Sound, while minimal, is important for a film like this. Indeed, it is a talkative film, but there are moments that are accentuated by the sounds of hip-hop, jazz and R&B; about a cast of characters in whom this music is the soundtrack to their professional and personal lives. The sound is crisp and clear.
There are a host of extras, including an audio commentary from the Witcher director, as well as a few interviews with the director and actors and music specialists Mark Anthony Neal and Shana L. Redmond.
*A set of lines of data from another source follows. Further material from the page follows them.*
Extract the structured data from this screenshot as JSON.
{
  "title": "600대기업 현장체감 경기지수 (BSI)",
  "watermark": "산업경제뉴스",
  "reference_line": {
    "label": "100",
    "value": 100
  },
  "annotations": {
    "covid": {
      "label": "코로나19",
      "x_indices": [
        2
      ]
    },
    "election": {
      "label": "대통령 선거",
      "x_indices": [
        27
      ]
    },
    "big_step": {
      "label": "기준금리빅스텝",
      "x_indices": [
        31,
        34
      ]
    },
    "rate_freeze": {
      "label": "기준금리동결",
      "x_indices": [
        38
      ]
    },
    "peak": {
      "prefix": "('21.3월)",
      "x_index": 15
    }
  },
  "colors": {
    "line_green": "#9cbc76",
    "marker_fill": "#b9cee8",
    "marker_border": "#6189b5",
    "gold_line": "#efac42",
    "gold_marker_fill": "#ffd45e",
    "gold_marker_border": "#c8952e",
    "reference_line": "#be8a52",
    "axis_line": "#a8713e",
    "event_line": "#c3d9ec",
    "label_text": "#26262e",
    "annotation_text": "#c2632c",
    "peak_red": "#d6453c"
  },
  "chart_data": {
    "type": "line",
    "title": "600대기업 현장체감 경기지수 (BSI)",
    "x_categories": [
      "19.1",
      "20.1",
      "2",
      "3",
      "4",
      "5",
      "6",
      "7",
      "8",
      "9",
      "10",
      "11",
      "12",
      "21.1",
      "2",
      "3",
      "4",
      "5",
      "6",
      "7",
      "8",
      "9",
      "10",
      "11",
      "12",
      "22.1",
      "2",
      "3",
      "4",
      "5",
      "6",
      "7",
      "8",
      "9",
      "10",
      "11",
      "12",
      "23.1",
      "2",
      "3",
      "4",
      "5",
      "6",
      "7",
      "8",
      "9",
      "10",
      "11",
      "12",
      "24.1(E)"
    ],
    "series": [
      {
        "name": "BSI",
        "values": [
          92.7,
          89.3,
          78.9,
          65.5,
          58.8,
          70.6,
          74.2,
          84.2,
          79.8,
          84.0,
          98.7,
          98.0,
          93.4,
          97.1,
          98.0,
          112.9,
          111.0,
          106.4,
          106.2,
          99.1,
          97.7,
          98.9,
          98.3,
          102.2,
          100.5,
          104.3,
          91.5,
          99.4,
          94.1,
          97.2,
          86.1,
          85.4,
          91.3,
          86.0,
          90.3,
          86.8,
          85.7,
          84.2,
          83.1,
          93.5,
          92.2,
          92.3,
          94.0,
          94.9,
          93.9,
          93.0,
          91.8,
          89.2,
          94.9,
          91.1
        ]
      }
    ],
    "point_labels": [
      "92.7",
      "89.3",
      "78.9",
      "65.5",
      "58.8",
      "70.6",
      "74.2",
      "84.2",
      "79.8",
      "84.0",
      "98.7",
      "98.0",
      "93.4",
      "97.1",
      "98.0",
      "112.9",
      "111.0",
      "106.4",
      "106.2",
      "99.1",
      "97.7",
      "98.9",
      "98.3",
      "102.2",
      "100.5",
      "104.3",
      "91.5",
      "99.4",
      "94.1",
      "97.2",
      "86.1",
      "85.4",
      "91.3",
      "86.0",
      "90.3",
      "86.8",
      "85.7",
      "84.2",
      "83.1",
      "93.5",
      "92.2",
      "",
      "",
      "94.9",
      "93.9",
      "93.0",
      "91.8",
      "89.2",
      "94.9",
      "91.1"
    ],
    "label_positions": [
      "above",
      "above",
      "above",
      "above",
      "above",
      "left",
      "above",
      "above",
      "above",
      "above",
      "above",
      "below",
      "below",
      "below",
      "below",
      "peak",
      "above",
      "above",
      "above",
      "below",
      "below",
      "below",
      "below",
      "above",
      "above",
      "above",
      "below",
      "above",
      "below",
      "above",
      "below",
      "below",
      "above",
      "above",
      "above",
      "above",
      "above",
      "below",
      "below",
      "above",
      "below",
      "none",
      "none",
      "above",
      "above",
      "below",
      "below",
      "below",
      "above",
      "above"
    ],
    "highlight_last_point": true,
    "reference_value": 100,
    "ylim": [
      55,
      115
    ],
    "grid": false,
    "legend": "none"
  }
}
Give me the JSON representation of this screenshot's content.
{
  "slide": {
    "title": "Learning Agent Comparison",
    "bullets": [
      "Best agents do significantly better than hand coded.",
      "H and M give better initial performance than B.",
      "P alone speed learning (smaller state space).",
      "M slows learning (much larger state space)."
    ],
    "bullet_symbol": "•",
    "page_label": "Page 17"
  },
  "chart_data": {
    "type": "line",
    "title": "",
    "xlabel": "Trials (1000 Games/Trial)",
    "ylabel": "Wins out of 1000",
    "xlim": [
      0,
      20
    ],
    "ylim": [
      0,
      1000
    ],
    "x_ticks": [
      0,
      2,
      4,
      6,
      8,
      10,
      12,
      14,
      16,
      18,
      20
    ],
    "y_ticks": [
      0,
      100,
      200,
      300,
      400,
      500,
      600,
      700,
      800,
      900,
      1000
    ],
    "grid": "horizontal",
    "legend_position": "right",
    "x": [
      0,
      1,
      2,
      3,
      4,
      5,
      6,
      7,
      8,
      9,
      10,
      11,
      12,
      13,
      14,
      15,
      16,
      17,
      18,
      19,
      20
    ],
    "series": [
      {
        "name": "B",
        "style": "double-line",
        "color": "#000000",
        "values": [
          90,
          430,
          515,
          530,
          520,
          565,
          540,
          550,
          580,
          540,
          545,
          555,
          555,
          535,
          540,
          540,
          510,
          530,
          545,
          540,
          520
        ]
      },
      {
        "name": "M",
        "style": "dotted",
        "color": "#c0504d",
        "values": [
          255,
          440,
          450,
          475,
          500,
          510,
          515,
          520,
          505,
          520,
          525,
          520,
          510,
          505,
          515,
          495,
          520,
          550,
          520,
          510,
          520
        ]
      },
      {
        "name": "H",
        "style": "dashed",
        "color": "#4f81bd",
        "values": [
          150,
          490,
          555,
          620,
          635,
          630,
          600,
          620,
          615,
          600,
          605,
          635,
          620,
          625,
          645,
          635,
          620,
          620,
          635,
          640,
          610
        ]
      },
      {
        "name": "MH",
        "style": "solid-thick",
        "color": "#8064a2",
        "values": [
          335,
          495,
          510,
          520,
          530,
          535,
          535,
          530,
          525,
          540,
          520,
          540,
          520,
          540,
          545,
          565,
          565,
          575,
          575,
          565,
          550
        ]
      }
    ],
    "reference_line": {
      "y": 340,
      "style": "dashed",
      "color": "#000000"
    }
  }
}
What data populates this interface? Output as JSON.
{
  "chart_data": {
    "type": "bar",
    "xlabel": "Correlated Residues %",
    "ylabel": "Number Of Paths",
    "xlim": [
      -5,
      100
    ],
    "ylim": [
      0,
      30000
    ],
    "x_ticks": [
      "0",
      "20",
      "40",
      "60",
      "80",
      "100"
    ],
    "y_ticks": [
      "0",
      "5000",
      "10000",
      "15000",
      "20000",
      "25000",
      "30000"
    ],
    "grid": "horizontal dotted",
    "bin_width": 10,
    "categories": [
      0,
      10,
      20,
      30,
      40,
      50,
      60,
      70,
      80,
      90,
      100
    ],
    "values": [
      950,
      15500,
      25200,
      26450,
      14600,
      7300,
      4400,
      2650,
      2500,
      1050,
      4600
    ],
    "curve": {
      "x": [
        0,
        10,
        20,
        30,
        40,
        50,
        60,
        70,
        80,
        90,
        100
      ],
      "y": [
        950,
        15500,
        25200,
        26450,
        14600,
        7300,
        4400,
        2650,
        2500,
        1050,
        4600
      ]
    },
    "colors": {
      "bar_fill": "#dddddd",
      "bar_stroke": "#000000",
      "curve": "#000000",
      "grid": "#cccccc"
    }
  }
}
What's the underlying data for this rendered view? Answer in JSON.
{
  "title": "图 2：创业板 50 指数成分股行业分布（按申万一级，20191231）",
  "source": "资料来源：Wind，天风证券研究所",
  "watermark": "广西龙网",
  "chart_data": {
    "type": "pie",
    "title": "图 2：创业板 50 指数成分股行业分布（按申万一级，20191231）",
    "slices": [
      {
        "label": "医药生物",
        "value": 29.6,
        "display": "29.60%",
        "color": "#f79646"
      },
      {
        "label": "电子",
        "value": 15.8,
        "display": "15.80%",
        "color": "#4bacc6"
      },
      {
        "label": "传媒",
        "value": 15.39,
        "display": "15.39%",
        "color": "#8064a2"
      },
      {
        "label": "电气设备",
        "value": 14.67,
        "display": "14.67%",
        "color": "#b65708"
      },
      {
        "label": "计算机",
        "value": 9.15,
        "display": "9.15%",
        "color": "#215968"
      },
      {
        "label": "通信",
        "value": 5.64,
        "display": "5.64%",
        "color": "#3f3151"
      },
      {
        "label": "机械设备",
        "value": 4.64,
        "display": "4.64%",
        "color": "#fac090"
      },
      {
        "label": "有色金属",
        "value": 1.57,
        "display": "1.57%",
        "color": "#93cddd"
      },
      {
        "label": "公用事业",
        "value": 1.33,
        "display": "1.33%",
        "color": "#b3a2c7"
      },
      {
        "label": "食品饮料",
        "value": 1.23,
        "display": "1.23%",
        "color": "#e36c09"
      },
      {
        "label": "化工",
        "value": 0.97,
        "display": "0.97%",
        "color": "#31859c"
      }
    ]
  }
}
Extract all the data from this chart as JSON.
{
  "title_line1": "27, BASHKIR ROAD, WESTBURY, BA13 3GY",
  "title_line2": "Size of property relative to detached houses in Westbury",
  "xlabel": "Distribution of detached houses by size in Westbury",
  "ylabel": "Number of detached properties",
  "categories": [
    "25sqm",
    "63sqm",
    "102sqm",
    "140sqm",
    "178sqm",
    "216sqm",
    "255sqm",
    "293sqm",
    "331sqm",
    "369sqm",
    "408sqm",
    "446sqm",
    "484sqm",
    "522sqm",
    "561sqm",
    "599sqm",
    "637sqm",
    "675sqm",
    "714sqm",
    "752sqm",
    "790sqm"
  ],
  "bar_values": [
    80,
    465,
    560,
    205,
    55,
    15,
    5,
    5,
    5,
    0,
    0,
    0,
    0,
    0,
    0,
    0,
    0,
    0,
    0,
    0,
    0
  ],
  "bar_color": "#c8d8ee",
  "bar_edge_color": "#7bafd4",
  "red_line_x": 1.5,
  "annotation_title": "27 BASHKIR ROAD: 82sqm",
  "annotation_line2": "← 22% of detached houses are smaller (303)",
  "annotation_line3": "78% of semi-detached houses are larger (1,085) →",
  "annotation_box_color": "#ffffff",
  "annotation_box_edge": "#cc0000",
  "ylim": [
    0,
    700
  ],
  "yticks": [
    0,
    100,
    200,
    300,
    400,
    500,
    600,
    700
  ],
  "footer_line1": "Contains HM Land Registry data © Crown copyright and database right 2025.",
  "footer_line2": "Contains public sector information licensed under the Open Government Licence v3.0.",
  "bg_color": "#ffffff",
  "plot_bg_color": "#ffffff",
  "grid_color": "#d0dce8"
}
Rounding out the package is an essay booklet written by Danielle Amir Jackson. Optional English subtitles are also available.
love jones was not a box office success when it was released in 1997. Its rather intimate and quiet story of 20 years living and working in the big city was lost among the glut of action thrillers and the dismal revival of slasher for teenagers. But its simple, polished, dramatic narrative has remained one of the most trusted and esteemed love stories embedded in hip-hop culture for the past 25 years. To date, it remains the Witcher’s only directorial effort.